Doch stets war nur vom Schriftsteller Ernst Jünger die Rede. Vom Insektenforscher hingegen wussten nur die Wenigsten. Bereits 1967 hatte der damals 72-jährige Ernst Jünger ein Buch über den "Zauber der Insektenkunde" veröffentlicht. Es sollte eine Art Bilanz seiner wissenschaftlichen Arbeit als Insektenforscher sein. Der Titel: "Subtile Jagden". Es ist ein grandioses Werk, eine Mischung aus Reisebericht, Tagebuch, autobiografischen Notizen und naturwissenschaftlichen Betrachtungen, das damals freilich kaum jemanden interessiert hatte. In den "Subtilen Jagden" jedenfalls haben der Schriftsteller und der Insektenforscher auf ganz wunderbare Art zueinandergefunden.
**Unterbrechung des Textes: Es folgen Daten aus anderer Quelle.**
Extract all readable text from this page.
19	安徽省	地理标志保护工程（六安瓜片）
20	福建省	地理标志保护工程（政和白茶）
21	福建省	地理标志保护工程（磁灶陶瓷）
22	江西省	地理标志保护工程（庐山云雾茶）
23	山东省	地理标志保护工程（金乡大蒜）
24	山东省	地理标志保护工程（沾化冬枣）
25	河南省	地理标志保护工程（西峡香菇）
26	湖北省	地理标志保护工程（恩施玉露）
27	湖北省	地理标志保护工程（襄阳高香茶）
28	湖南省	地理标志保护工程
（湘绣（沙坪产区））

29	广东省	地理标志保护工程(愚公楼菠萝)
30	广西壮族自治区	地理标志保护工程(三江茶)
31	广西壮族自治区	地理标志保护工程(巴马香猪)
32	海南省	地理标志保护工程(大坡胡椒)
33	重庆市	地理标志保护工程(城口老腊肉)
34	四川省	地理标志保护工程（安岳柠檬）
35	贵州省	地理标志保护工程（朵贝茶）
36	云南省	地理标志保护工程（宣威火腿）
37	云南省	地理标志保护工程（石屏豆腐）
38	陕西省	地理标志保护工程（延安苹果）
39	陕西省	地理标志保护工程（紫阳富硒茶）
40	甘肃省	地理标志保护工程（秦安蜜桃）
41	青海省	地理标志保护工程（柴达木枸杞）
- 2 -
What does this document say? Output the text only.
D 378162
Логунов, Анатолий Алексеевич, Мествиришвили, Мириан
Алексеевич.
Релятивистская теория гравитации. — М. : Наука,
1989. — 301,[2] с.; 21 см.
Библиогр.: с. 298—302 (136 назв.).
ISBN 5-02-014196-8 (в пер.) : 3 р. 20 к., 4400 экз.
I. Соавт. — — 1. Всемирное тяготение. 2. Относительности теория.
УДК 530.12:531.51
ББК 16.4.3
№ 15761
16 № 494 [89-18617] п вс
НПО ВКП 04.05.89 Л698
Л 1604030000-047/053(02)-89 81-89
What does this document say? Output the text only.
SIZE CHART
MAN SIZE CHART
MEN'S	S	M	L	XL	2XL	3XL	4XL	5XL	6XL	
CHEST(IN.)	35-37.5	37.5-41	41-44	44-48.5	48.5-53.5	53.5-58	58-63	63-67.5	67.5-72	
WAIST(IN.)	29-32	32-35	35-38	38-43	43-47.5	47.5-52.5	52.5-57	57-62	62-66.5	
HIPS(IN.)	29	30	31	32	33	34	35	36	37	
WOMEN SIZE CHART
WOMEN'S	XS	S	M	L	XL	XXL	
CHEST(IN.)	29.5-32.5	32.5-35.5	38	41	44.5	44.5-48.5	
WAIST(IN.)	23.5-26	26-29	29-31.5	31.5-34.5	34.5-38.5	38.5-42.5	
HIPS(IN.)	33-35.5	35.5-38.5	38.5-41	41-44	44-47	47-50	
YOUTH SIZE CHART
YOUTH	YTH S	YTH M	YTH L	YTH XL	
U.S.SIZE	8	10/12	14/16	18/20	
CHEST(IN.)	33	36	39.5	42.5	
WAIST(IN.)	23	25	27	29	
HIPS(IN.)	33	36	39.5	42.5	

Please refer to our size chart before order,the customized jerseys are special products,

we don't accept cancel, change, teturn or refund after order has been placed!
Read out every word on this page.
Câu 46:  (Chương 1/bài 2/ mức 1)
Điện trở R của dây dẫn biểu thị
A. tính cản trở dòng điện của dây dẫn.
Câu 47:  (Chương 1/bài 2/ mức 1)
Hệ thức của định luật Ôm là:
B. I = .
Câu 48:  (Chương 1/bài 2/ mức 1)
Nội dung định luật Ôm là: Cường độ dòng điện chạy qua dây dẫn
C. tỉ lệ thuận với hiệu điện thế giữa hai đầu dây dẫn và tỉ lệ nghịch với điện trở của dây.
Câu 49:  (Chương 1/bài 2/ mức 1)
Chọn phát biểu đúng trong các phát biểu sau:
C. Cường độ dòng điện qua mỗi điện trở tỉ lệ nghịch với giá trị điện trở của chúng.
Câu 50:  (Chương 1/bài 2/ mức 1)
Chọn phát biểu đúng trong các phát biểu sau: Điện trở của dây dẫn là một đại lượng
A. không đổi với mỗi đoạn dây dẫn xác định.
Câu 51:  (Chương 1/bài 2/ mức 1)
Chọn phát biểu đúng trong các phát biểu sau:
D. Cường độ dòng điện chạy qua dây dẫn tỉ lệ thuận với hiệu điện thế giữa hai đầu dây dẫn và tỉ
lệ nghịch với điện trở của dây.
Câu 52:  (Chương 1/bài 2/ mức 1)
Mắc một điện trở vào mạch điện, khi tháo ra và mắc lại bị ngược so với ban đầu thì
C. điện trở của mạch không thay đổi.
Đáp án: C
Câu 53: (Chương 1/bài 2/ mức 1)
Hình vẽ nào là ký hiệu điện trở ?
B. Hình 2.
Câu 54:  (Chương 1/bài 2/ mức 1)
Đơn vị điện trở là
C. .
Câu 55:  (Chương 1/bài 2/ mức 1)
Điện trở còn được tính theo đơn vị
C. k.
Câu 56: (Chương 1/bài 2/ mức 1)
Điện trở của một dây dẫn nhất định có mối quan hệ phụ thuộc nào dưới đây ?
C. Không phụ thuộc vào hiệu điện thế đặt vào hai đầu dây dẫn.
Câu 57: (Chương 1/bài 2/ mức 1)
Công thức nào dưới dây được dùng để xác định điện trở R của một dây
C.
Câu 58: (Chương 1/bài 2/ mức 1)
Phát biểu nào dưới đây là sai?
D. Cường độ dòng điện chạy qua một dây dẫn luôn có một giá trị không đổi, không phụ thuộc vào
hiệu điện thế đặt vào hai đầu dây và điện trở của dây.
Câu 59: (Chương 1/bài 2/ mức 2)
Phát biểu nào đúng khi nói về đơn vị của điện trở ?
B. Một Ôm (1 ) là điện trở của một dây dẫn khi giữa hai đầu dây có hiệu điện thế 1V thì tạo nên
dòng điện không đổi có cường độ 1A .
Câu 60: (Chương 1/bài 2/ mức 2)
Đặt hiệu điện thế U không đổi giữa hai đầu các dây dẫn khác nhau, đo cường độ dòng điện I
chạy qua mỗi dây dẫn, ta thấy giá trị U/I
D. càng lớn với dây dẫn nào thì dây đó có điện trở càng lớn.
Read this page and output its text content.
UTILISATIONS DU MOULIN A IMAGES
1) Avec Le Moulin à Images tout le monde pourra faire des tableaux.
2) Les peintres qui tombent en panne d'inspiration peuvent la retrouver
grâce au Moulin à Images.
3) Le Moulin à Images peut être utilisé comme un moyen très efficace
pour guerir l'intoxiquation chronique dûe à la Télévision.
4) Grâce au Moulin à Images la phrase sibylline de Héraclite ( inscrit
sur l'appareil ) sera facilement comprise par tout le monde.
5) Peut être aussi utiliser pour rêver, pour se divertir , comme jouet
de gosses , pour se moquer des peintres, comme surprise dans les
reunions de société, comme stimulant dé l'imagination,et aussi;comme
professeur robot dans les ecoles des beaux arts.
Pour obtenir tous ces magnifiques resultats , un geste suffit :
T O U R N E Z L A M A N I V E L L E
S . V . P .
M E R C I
Ernst Jünger durchschritt ein ganzes Jahrhundert
Ernst Jünger starb am 17. Februar 1998 im beinahe biblischen Alter von 102 Jahren. Bis kurz vor seinem Tod hatte er noch jeden Tag geschrieben und seine Insekten-Sammlung betreut. An seiner Beerdigung in Wilflingen nahmen fast 2.000 Menschen teil. Die Trauerrede hielt der damalige Ministerpräsident Baden-Württembergs, Erwin Teufel (CDU). Er pries Ernst Jünger als "großen Sohn unseres Landes, der ein ganzes Jahrhundert durchschritten und ins Wort gebracht hat". Bundeskanzler Kohl schrieb in einem Brief an die Familie, Jünger habe sich stets "seinen unabhängigen und unbeugsamen Geist bewahrt - auch in Deutschlands dunkelsten Stunden, in denen freies Denken als Verbrechen angesehen wurde".
Dennoch ist Ernst Jünger der wohl umstrittenste deutsche Schriftsteller des 20. Jahrhunderts, wenn nicht der umstrittenste überhaupt.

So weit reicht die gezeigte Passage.